Moody’s Investors Service assigned provisional ratings to notes to be issued by Daimler Trucks Retail Trust, Series 2018-1, sponsored by Mercedes-Benz Financial Services, a wholly owned subsidiary of Daimler AG, which will also act as servicer and administrator of the transaction.

The notes will be backed by a pool of fixed-rate truck and transportation equipment loans. The receivables are secured by new and used trucking and transportation equipment such as tractors, trailers, buses and vans. This securitization will be MBFS USA’s first term ABS transaction backed by truck and transportation equipment loans.

The complete rating actions are as follows:

  • Class A-1 Asset Backed Notes, Assigned (P)P-1 (sf)
  • Class A-2 Asset Backed Notes, Assigned (P)Aaa (sf)
  • Class A-3 Asset Backed Notes, Assigned (P)Aaa (sf)
  • Class A-4 Asset Backed Notes, Assigned (P)Aaa (sf)

Moody’s said the provisional ratings are based on asset characteristics of the securitized pool of loans, structural features, credit enhancement, the performance of MBFS USA’s managed portfolio for the trucking and transportation equipment loans and the experience of MBFS USA as the originator and servicer.

Moody’s noted that although MBFS USA is not rated by Moody’s, the company is an indirect wholly owned subsidiary of Daimler AG. Moody’s views MBFS as an experienced sponsor and servicer. In addition, MBFS USA is a frequent sponsor of securitizations of retail auto receivables, retail auto leases and dealer floorplan receivables, for which it also acts as servicer.

Moody’s median cumulative net loss expectation for the DTRT 2018-1 collateral pool is 1.50% and the Aaa level is 11%. Moody’s based its loss expectation on the credit quality of the underlying collateral and the performance of MBFS USA’s managed portfolio. In the determination of the Aaa level, Moody’s evaluated the variability of that loss estimate based on factors including the securitized pool characteristics including seasoning, structural features, the performance data for the managed portfolio, and the originator and servicer quality.

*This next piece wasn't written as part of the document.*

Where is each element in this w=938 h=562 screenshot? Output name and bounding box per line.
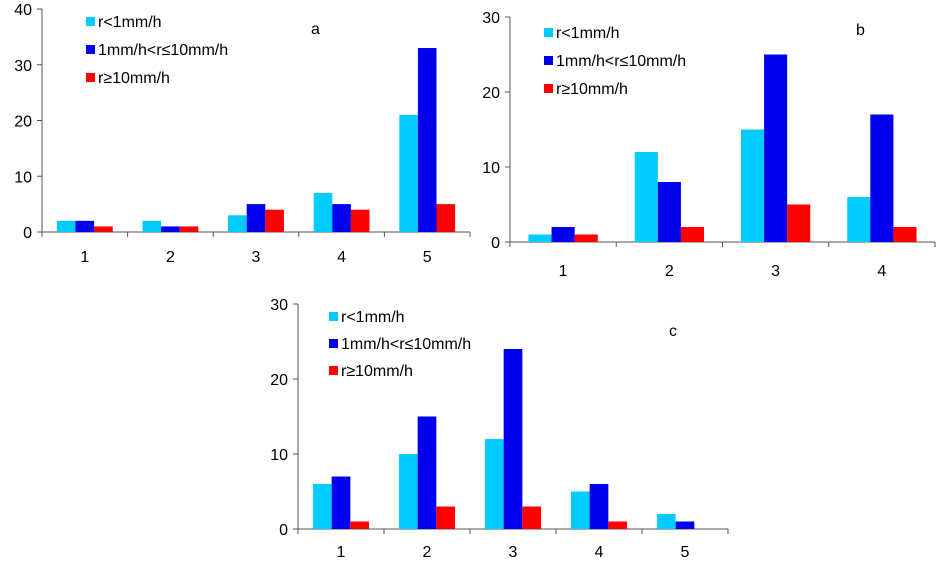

At closing, the Class A notes will benefit from 10.00% hard credit enhancement. Hard credit enhancement will consist of overcollateralization (9.75% of the cutoff date pool balance) and a fully funded reserve account (0.25% of the cutoff date pool balance), both of which are non-declining, and are therefore expected to increase over time as a percentage of the remaining pool balance. The notes will also benefit from excess spread.